Métro, Dodo, Jeux vidéo

La révolution industrielle et capitaliste nous a légué la société dans laquelle nous vivons depuis l'an 2.000, pour donner une date... Depuis la fin de la guerre, de 1945 à 1973, de la reconstruction au choc pétrolier, nous avons connu un accroissement de la richesse et du bien-être. Imaginez : une croissance à deux chiffres et un taux de chômage inexistant ! Epoque des premières machines à laver, de la 2 CV et de la 4 L, de la télévision, des vacances allongées, etc. Seulement voilà, la société est apparue à certains comme ennuyeuse. La société de consommation n'a pas fait le bonheur, et nos étudiants facétieux d'écrire sur les murs des villes le slogan "Métro Dodo Boulot". Slogan qui dit bien la contestation soixante-huitarde dont le souvenir s'éloigne de plus en plus.

Ma surprise a été grande de retrouver ces jours-ci un slogan semblable : Métro Dodo Jeux vidéo.
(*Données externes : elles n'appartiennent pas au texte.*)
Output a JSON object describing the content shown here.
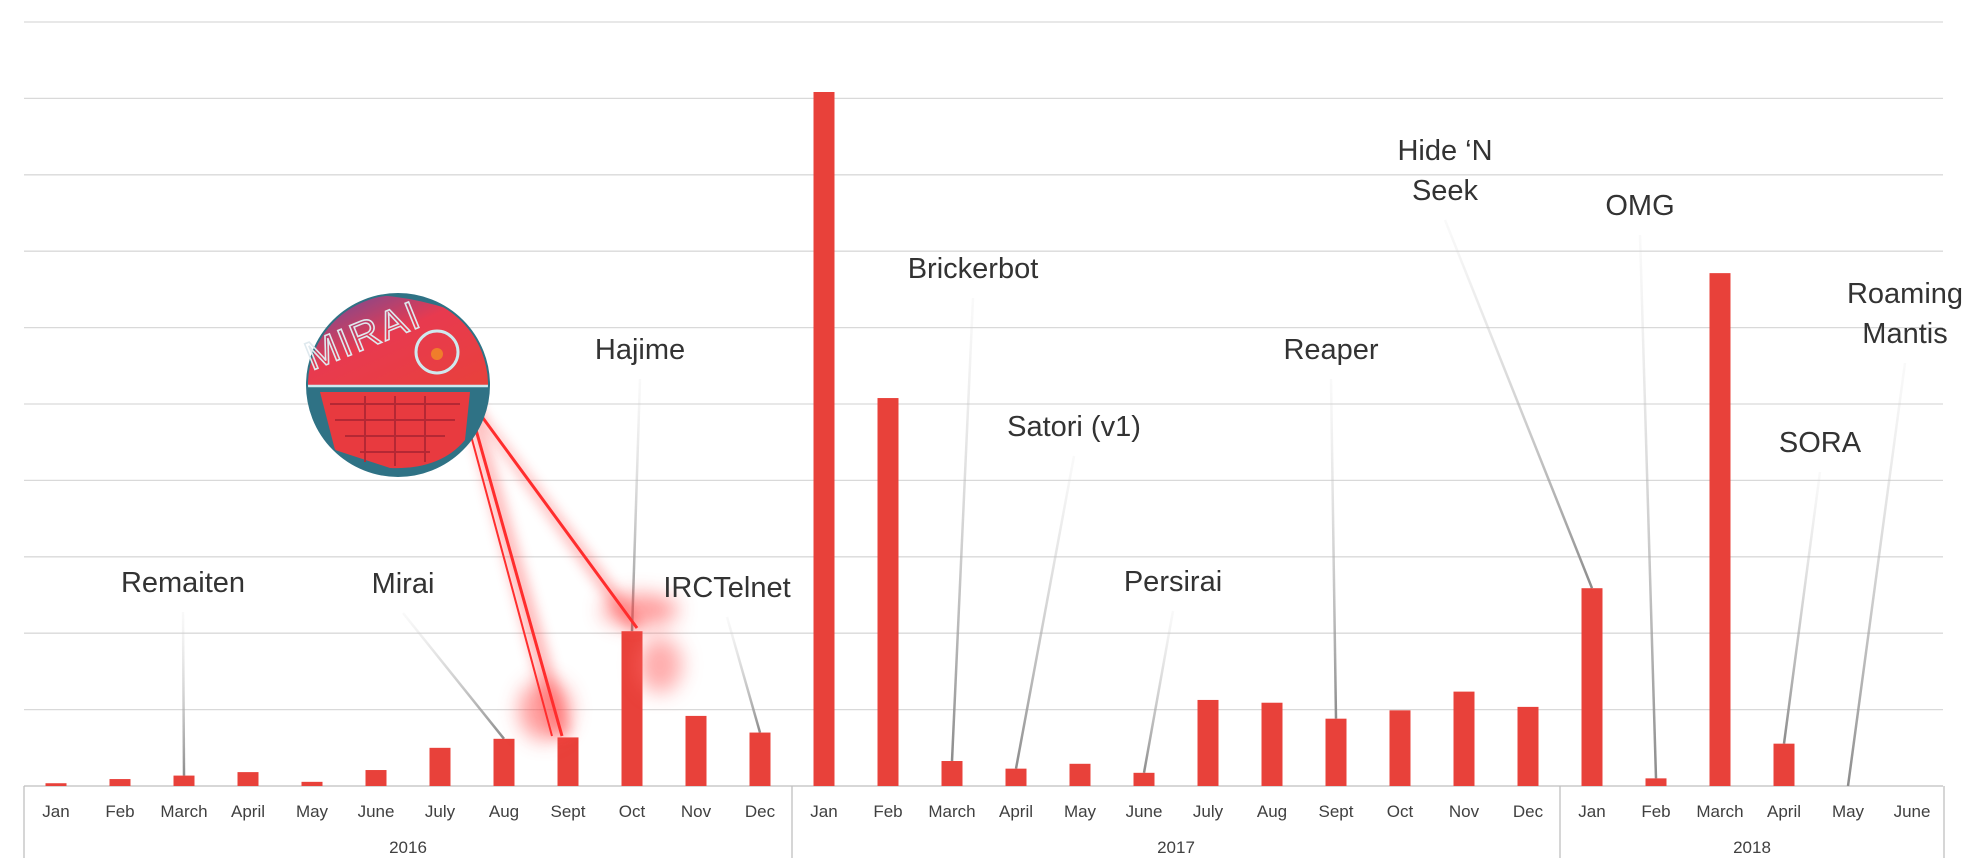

Le "boulot", vu comme abrutissant, contraignant, a été remplacé par les jeux vidéo. Il faut dire que le très petit écran a tout envahi, vie privée et vie publique. D'une utilisation addictive, il attire, fascine et devient le support principal de nos activités ludiques le jeu vidéo. Ces jeux sont faciles à mettre en application, fondés sur le réflexe, seul ou à plusieurs, ils peuvent être mis en route partout. Regardez dans le métro, le bus et dans la rue, les gens sont là le nez collé à l'écran, le pouce vengeur prêt à appuyer sur la touche choisie pour progresser dans le jeu. Le travail, qui était malgré tout nécessaire pour la société, disparaît face à l'individualisme. Ces jeux accessibles sur des tablettes, qui se connectent à des téléphones ou à des ordinateurs finissent par tout polluer. Regardez ce couple d'amoureux au restaurant pour un repas romantique : l'un a l'oeil rivé sur son écran de portable et l'autre compte les secondes.

La société ludique et numérique a quelque chose d'idolâtre. On lui donne temps, énergie, argent, et en retour l'idole offre du virtuel. Ni réel, ni spirituel. Hélas, il est difficile d'éviter l'inévitable. Nos églises ont peut-être intérêt à réfléchir en profondeur au phénomène. Nos églises seront numériques !

Dans tous les cas, nous avons à accompagner ce phénomène et à dénoncer les abus de l'addiction aux jeux vidéo et aux "petits écrans". Peut-être si Jésus revenait nous guérirait-il de la passion des i-phones, "ordi", jeux en ligne. On peut rêver de voir un jour un slogan comme "Liberté, Spiritualité, Solidarité".